Tecnologia na educação: inteligência artificial pode ajudar nos estudos?

O uso da inteligência artificial nos estudos pode ser um forte aliado para o desenvolvimento do estudante, desde que utilizado de forma estratégica e consciente.
A inteligência artificial já faz parte da rotina de muitos estudantes brasileiros. Quando utilizada de maneira estratégica, a tecnologia pode ajudar na compreensão de conteúdos, na organização dos estudos, na revisão de matérias e na criação de exercícios.
Mas existe uma diferença importante entre usar a IA para aprender e usá-la para não precisar aprender.
Segundo a pesquisa TIC Educação 2024, realizada pelo Cetic.br|NIC.br, 70% dos estudantes do Ensino Médio que são usuários de internet afirmaram utilizar ferramentas de IA generativa, como ChatGPT, Copilot e Gemini, em pesquisas e atividades escolares. O número representa cerca de 5,2 milhões de estudantes.
O crescimento desse uso também traz um alerta: apenas 32% dos alunos do Ensino Médio disseram ter recebido orientação dos professores sobre como utilizar a inteligência artificial.
Quando a IA vira uma forma de sobrevivência acadêmica
A ferramenta pode ser uma grande aliada quando o estudante pede uma explicação mais simples, cria questões para testar seus conhecimentos, organiza um cronograma ou utiliza a tecnologia para revisar aquilo que já estudou.
O problema começa quando a IA passa a fazer pelo aluno aquilo que ele deveria aprender a fazer sozinho. Copiar respostas, entregar trabalhos produzidos integralmente pela ferramenta ou deixar de tentar resolver um problema antes de pedir a resposta pode prejudicar o desenvolvimento do raciocínio e da capacidade de interpretação.

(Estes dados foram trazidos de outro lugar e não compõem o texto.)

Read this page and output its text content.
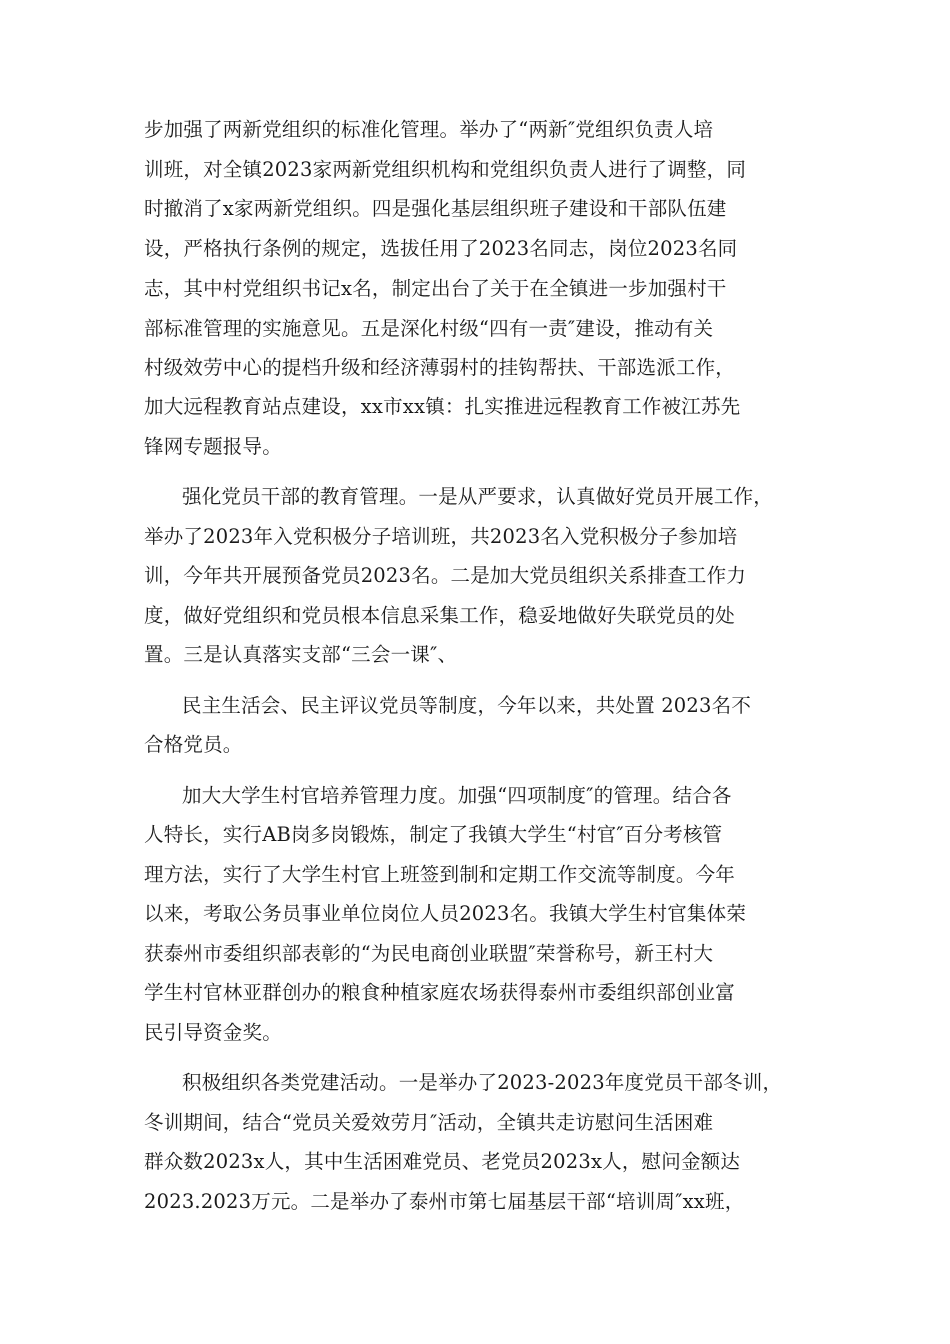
步加强了两新党组织的标准化管理。举办了“两新″党组织负责人培
训班，对全镇2023家两新党组织机构和党组织负责人进行了调整，同
时撤消了x家两新党组织。四是强化基层组织班子建设和干部队伍建
设，严格执行条例的规定，选拔任用了2023名同志，岗位2023名同
志，其中村党组织书记x名，制定出台了关于在全镇进一步加强村干
部标准管理的实施意见。五是深化村级“四有一责″建设，推动有关
村级效劳中心的提档升级和经济薄弱村的挂钩帮扶、干部选派工作，
加大远程教育站点建设，xx市xx镇：扎实推进远程教育工作被江苏先
锋网专题报导。
强化党员干部的教育管理。一是从严要求，认真做好党员开展工作，
举办了2023年入党积极分子培训班，共2023名入党积极分子参加培
训，今年共开展预备党员2023名。二是加大党员组织关系排查工作力
度，做好党组织和党员根本信息采集工作，稳妥地做好失联党员的处
置。三是认真落实支部“三会一课″、
民主生活会、民主评议党员等制度，今年以来，共处置 2023名不
合格党员。
加大大学生村官培养管理力度。加强“四项制度″的管理。结合各
人特长，实行AB岗多岗锻炼，制定了我镇大学生“村官″百分考核管
理方法，实行了大学生村官上班签到制和定期工作交流等制度。今年
以来，考取公务员事业单位岗位人员2023名。我镇大学生村官集体荣
获泰州市委组织部表彰的“为民电商创业联盟″荣誉称号，新王村大
学生村官林亚群创办的粮食种植家庭农场获得泰州市委组织部创业富
民引导资金奖。
积极组织各类党建活动。一是举办了2023-2023年度党员干部冬训，
冬训期间，结合“党员关爱效劳月″活动，全镇共走访慰问生活困难
群众数2023x人，其中生活困难党员、老党员2023x人，慰问金额达
2023.2023万元。二是举办了泰州市第七届基层干部“培训周″xx班，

O professor Ademar Celedônio, especialista em ensino e inovações educacionais, alerta justamente para esse risco. A recomendação é que o estudante pense e tente construir suas próprias respostas antes de recorrer à inteligência artificial. A ferramenta deve servir como apoio, e não substituir o processo de aprendizagem.
A facilidade pode se transformar em dependência
Quanto mais fácil fica obter uma resposta, maior pode ser a tentação de deixar de procurar, interpretar e construir o conhecimento por conta própria.
Por isso, o uso consciente da IA passa por uma mudança de postura: em vez de pedir que a ferramenta faça a atividade, o estudante pode utilizá-la para questionar, revisar, explicar e aprofundar aquilo que está estudando.
A tecnologia pode acelerar o aprendizado, mas não elimina a necessidade de estudar.
A inteligência artificial já está presente na educação e tende a ganhar ainda mais espaço. O desafio agora é aprender a utilizá-la sem transformar a facilidade em dependência.
Para quem está se preparando para provas, vestibulares e concursos, essa atenção é ainda mais importante. O estudante precisa desenvolver conhecimento, interpretação, raciocínio e capacidade de resolver questões , habilidades que não podem ser terceirizadas para uma ferramenta.
É nesse ponto que uma preparação estruturada continua fazendo diferença. No Curso Wellington, o estudante encontra orientação e preparação voltadas para seus objetivos, com conteúdos e exercícios que ajudam a transformar o estudo em prática.
A inteligência artificial pode estar ao lado do estudante durante essa caminhada. Mas, na hora da prova, quem precisa estar preparado para responder é você.